Step 4 – Read supporting files

4.1 – ProcessApi

  • Search for adapter/process/*ProcessApi.kt in the same module as the BPMN file.
  • If not found, use AskUserQuestion to ask the user to provide the path, then read it.
  • Extract: PROCESS_ID, and all constants under TaskTypes, Messages, Variables, Elements.

4.2 – Process adapter

  • Search for adapter/outbound/zeebe/*ProcessAdapter.kt in the same module.
  • If not found, use AskUserQuestion to ask the user to provide the path, then read it.
  • Note the class name and all public methods (start-process and message-send methods).

4.3 – Workers

  • Search for all files matching adapter/inbound/zeebe/*Worker.kt in the same module.
  • If none are found, that is valid — note the absence and continue.
  • For each worker found, note the injected use-case interface (constructor parameter) and any @Variable parameters.

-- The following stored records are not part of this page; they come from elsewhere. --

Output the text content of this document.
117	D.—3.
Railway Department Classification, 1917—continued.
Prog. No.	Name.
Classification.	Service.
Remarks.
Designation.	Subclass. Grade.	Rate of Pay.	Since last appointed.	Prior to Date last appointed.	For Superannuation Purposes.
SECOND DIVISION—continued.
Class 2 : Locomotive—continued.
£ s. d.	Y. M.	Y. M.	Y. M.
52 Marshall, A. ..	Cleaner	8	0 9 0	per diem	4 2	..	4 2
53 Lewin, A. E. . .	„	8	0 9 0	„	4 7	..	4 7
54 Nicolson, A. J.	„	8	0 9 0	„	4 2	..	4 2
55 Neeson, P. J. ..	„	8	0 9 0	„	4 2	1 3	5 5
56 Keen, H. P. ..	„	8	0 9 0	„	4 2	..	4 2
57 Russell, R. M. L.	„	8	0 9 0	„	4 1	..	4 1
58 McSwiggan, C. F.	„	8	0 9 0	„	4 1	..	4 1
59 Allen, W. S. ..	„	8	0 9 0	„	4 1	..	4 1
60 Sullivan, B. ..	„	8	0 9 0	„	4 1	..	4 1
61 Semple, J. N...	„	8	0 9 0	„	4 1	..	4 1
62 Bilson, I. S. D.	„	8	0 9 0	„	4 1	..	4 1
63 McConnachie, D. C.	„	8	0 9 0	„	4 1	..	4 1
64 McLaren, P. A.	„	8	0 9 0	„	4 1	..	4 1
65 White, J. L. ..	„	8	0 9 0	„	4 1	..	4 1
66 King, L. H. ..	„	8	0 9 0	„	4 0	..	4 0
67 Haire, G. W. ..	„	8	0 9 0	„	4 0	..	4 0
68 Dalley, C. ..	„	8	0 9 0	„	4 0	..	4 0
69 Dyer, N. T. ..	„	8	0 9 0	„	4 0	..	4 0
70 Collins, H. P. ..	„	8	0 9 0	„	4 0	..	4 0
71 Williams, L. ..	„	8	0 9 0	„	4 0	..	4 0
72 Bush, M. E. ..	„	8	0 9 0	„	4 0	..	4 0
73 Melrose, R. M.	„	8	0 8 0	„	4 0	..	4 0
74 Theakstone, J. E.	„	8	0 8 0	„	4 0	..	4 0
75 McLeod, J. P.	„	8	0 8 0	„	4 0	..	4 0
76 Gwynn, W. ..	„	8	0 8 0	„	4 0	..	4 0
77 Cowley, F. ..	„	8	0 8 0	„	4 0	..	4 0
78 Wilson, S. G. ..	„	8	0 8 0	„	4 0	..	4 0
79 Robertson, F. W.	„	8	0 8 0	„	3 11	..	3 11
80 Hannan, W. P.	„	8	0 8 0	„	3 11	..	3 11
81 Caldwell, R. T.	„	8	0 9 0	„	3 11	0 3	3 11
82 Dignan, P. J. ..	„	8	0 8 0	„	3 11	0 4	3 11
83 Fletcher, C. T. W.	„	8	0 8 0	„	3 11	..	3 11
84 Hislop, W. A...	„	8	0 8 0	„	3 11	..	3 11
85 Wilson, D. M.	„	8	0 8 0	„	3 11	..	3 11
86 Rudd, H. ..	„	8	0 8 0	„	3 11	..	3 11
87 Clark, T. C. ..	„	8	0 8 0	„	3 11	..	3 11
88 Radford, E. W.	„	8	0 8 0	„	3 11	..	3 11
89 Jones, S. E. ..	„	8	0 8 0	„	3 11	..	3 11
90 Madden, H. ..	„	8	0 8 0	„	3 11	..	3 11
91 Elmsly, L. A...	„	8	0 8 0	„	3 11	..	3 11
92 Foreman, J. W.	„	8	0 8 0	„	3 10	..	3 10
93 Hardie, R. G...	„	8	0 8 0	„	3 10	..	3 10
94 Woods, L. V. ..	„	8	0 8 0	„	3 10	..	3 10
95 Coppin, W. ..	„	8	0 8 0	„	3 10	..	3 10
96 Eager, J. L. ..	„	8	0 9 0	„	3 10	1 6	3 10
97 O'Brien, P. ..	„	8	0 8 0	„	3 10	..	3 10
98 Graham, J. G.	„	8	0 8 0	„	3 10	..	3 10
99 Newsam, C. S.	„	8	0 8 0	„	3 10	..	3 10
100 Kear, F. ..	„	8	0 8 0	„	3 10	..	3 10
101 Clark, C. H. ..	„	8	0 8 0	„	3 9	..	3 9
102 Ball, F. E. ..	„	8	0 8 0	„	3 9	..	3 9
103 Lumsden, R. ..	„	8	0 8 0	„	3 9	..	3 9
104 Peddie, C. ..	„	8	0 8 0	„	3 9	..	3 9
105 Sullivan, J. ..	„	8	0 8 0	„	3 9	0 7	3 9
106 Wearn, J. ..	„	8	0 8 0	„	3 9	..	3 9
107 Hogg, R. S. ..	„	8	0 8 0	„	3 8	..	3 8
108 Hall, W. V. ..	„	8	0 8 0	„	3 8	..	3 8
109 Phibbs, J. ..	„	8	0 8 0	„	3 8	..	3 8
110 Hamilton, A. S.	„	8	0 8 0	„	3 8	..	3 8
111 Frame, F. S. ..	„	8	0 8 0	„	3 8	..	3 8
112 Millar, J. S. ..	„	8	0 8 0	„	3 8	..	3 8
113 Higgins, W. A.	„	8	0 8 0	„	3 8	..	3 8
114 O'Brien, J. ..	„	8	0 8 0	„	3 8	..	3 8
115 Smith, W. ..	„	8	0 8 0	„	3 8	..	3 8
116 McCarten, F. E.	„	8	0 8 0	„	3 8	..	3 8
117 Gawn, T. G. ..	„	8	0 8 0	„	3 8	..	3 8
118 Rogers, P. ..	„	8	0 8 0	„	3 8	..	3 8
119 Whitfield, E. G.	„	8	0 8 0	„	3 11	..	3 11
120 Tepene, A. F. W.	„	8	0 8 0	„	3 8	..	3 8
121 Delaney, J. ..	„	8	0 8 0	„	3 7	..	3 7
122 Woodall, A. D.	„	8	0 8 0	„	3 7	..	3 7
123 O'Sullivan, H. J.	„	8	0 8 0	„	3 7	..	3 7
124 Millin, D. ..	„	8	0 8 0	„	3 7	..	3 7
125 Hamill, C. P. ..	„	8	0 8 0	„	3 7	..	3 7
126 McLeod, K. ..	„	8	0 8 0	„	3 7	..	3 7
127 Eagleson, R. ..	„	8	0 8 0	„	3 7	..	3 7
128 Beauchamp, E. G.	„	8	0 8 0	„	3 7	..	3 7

4.4 – TestProcessEngineConfiguration

  • Search for TestProcessEngineConfiguration.kt in the test source tree of the module.
  • If not found, stop immediately and inform the user: "TestProcessEngineConfiguration could not be found. This class is required for the @Import annotation. Please ensure common-zeebe-test is on the test classpath and correct the setup before proceeding."
  • If found, note its fully qualified class name for the @Import annotation.

Step 5 – Determine the test file location

Mirror the source layout:

  • Module root: derive from the BPMN file path (e.g. services/example-service/)
  • Test file: src/test/kotlin/<package-path>/<ProcessName>ProcessTest.kt
  • Package: same as the process adapter package (e.g. io.miragon.example.adapter.process)

If a file with that name already exists, switch to update mode: add only the new test methods for the paths the user selected in Step 3, leaving existing methods untouched.

Step 6 – Generate the test class

Use references/process-test-template.kt as your starting point. Generate only the test methods for the paths selected in Step 3. Apply these rules when adapting the template:

  • Happy path → use the full-start variant; call processPort.<startMethod> and optionally processPort.<sendMessageMethod> if the happy path includes a message
  • Message path → include the message-send section; use a distinct UUID to avoid correlation conflicts with other tests
  • Timer path → include processTestContext.increaseTime(Duration.of...) with the correct duration; start at the appropriate element via startProcessAt if skipping earlier tasks is needed
  • Mid-process / boundary event path → use startProcessAt with the correct element ID from ProcessApi.Elements
  • startProcessAt helper → include the private helper only if at least one selected path uses it
  • camundaClient and processTestContext fields → include only when at least one selected path needs them

Step 7 – Write the test file

Write the generated class to the location determined in Step 5.

Step 8 – Verify

Run the generated tests using the appropriate Gradle command. Derive the module path from the file location:

./gradlew :<module-path>:test --tests "*<ProcessName>ProcessTest*"

If tests fail, diagnose the root cause (missing mock setup, wrong element ID, incorrect timer duration) and fix before reporting.

Step 9 – Report

Give a short report about which file you have created or updated, as well as how many test-cases were affected.